Managing Accounts Receivable - Cash Flow is King Regardless of Size

Greg Dowell • August 8, 2024

Not much is of more importance than cash flow.

As advisors to businesses of all sizes, from basement tech start-ups to large manufacturing operations and including new businesses and mature generational businesses, our firm has seen time and again how businesses fail because they stopped managing cash flow.  An article in the Wall Street Journal recently discussed how a major retailer, Saks, has failed to manage their payments to vendors.  After courting a number of boutique small business to supply Saks with unique products, the retail giant has failed to make timely payments for the inventory it purchased and resold to its customers.  Several small businesses have learned a brutally hard lesson about the importance of cash flow.

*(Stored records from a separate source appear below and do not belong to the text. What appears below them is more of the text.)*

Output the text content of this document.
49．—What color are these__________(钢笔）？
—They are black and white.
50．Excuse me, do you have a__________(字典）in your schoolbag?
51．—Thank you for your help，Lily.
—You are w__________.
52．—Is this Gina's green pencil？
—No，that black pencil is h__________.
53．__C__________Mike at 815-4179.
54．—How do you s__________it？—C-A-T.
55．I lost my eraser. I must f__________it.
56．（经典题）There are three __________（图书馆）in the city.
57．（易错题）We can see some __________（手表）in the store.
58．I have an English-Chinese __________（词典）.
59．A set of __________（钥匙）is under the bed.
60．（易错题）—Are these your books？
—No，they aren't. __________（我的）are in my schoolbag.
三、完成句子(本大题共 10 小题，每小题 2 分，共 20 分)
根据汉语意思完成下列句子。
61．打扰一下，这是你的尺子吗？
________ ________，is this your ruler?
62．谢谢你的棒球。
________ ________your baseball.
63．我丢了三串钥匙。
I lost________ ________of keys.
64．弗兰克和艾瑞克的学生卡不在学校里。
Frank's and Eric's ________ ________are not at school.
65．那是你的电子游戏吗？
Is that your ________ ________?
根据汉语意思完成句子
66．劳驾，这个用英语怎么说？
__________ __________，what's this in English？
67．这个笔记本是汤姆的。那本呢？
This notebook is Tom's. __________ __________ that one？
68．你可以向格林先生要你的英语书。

Managing cash flow has many components, with these being the most common and critical:

  • Adequate initial funding
  • Collecting on receivables
  • Making timely payments on payables
  • Sticking to loan terms with lenders
  • Keeping owner compensation at sustainable levels


When we see businesses struggle, it is typically because one of these elements has been ignored.  Let's expand briefly on each of the above: 

  • Adequate initial funding - Often we see businesses launch on a great idea, but with vastly limited cash reserves.  Depending on the model, anywhere from 6 months to 12 months of cash reserves should be available at the outset.  New businesses will not have leverage with vendors or customers to get exceptions made.  Payroll can never be missed, nor can making payroll tax deposits.  We have seen businesses time and again make a conscious decision NOT to make payroll tax deposits with the Federal or State governments, which is typically the start of a death spiral.  If there isn't adequate cash to start the businesses before operating cash flow begins, don't start the business.
  • Collecting on receivables - Far too many businesses are timid about collecting what is due to them.  Sadly, some of this is out of a displaced fear of potential client loss, but clients who will walk away from a business because they are required to pay their bills are not really clients a business should desire.  It is very important at the outset to establish a collection process with your clients.  Legitimate and respectable businesses will typically honor any reasonable process.  To lean on an old cliche, it is also important to avoid throwing good money after bad - don't continue to expose your business to bad customers by continuing to ship products or provide services.  Regularly review the business' receivables and manage the ones that are getting stale.  The excuse that "they always end up paying" is a poor business practice.  The reality is often that they may end up paying something just to string you along, but they will definitely stiff you with a large outstanding balance when they go out of business or change vendors.  While it is a thrill for small businesses to deal with the big players, don't lose your good business discipline just because you're dealing with a marquee client (see the Saks reference above).  Saks isn't the only big player to get fat off of the little businesses they feel they can shove around.   
  • Making timely payments on payables - This is the flipside of the above discussion, and there is a little bit of the Golden Rule here - treat others they way you would like to be treated.  Stretching payables is an age-old business practice to enhance immediate cash flow, and can be tolerated within reason, but in the end it is a zero-sum game - current cash flow is being enhanced at the expense of future cash flow, unless the plan is to do this in perpetuity, which is no more than a cousin to a Ponzi scheme.  Most importantly, valuable time and entrepreneurial energy can be spent needlessly on managing creditors.  Stay on top of payables and spend your time growing the business.   
  • Sticking to loan terms with lenders - Borrowed money is not your money - it's the lender's.  Banks will seem like they are your best friend during the courtship process, but banks, rightfully, expect a business to adhere to the repayment terms.  Only take on debt if you are confident cash flows will enable the business to repay it timely.  Tough times require that a business have frank and honest discussions with the lender; most lenders have some flexibility because they know that business can be unpredictable.  Be aware, however, that "banker fatigue" is a real thing.  Singing the same song over and over will get the business on a short do-not-lend list.  Banks are incredibly reluctant to foreclose or enforce the ultimate repayment terms, but they ultimately will, and that intervention to perfect their loans will be the death knell of the business.
  • Keeping owner compensation at sustainable levels - Don't pull more cash from the business than the business can sustain. If anyone has to miss a payroll, let it be the owner.  Owners that establish a lifestyle that depends on pulling a certain amount of income from the business have no latitude when a downturn hits - and downturns always hit eventually.  Develop a discipline of taking a fair and reasonable amount of salary or draw from the business, but wait to take larger amounts until it is obvious that the business can afford the cash outflow.  Similarly, don't saddle the business with non-business obligations.  Keep your personal expenses in your personal account.  It takes far too much energy to play this silly and deceptive game of expensing personal items through the business. You'll regret you ever did when it comes time to sell your business, or when the IRS audit lottery draws your name.


We hope this reminds you of good business practices.  Most businesses don't do everything well.  Maybe you will recognize something you can do better by reading the above.  It is always a good time to improve your processes.